Releyó el capítulo que acababa de escribir. Lo releyó con la intención, se dijo, con la que siempre releía todo lo que escribía, para corregir con la mente en frío. Pero cómo, coño, iba a corregir lo que había escrito con imparcialidad crítica, con la razón libre de interferencia emocional alguna cuando en su mente estallaban las palabrotas, las tres o cuatro palabrotas que utilizaba para descargarse siguiendo el consejo de su padre y otras que no utilizaba nunca porque el significado no le gustaba nada. ¿Cómo podría discurrir con frialdad si en su cuerpo, su mente, su alma ardían las llamas de una furia diabólica? 

    Se levantó de su butaca con tal ímpetu que se hizo daño al chocar contra el escritorio.  Llamó a gritos a los perros y los encerró en el patio. Salió al jardín. Bajó los escalones del porche.

    A un lado del jardín, se abre un camino para subir a otro bancal donde el padre de la vieja había hecho poner la piscina protegiendo su privacidad con hileras de árboles. En la encrucijada de ese camino, a la derecha,  se alza un montículo. En ese montículo, delimitado con piedras, un arriate con plantas y flores  adorna un pedestal coronado con el busto del padre. Bajo el busto, una placa dice: «Fassman. Al profesor, de sus alumnos». Sobre el pedestal, otras dos placas; una con el nombre y las fechas de nacimiento y defunción de su abuela y otra con el nombre y las fechas de su padre. Desde que la vieja descubrió que la fe era asunto de su voluntad y su voluntad decidió creer en un  Creador divinamente libre de toda tara humana y esa fe la llevó a creer  que el Creador no destruiría nada de cuanto había creado y esa la llevó a creer que el alma era inmortal, de ese monumento no la impresionaba que en el arriete estuvieran enterradas las cenizas de su abuela y de su padre. Solo le gustaba pensar, de vez en cuando, que seguían siendo útiles como alimento a las plantas y flores que compartían su misma tierra.  No iba al monumento para visitar y rendir culto a esas cenizas. Iba en momentos difíciles en busca de paz. Pilar Rocafort era la viva imagen de la paz. Su padre, después de la violenta gesticulación que se imponía en sus espectáculos y en sus clases, se retiraba a sus silencios, los silencios de su madre. 

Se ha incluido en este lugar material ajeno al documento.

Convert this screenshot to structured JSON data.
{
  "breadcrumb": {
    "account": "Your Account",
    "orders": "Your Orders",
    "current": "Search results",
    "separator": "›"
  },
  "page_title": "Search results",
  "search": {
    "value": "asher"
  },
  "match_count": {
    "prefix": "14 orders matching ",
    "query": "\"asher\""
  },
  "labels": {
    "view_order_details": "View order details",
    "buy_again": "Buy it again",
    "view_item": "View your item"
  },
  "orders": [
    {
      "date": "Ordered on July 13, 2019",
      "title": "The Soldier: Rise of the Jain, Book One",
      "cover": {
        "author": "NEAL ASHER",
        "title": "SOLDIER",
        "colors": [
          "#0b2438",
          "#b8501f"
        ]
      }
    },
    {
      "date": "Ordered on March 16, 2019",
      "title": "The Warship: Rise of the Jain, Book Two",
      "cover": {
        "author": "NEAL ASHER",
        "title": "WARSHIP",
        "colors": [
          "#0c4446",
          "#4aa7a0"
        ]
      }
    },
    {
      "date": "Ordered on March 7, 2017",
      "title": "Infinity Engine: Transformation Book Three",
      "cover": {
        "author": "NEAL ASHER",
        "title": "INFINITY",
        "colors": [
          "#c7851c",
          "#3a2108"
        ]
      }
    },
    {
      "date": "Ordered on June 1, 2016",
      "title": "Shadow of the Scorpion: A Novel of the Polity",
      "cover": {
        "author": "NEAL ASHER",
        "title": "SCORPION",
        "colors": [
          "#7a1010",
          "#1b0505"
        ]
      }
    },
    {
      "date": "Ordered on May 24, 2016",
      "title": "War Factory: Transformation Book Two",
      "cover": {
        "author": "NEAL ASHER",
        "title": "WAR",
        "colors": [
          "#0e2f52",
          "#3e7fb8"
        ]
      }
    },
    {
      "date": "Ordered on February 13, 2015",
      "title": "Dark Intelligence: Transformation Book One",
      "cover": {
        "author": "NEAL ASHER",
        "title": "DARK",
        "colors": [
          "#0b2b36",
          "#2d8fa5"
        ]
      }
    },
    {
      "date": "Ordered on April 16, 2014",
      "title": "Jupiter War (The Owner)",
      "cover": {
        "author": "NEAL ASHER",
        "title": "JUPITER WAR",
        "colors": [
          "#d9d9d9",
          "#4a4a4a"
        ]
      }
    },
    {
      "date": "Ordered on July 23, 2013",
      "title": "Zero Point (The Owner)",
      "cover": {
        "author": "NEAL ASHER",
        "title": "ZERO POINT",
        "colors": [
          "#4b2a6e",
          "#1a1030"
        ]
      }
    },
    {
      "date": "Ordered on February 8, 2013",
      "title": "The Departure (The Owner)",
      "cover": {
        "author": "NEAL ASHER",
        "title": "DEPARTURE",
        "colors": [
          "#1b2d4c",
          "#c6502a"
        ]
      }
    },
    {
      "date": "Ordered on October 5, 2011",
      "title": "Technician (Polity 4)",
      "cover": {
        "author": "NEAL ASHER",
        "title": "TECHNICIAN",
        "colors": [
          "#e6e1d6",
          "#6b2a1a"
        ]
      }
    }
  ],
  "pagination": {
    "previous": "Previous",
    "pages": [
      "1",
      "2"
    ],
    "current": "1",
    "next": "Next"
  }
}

      La vieja quiso decir algo mentalmente, pero solo le salían pensamientos violentos y palabrotas.

     Al otro lado del monumento, el jardín sigue con una fuente de piedras vírgenes del río entre las que crece la hiedra, y un poco más allá, un cenador con suelo de piedra y techo de ramas de pino. Hay una mesa y sillas. 

     La vieja se sentó mirando al monumento. Después de un rato, la expresión crispada se le fue transformando en expresión de dolor. Años, muchísimos años sin recordar el relato de su tía aquella tarde, y de pronto la memoria se lo repetía con todo detalle y hasta con la expresión de superioridad moral de su tía  mostrando el asco que le producía el pecado. La vieja volvió a sentir la repugnancia insoportable que le causaban quienes, erigiéndose en jueces sin reconocer sus propias miserias, demostraban una carencia inhumana de misericordia. El recuerdo le hacía tanto daño o más del que le había hecho aquella tarde de sus quince años. Y entonces, como si su memoria hubiera tenido compasión de ella, otro recuerdo borró todo lo demás. 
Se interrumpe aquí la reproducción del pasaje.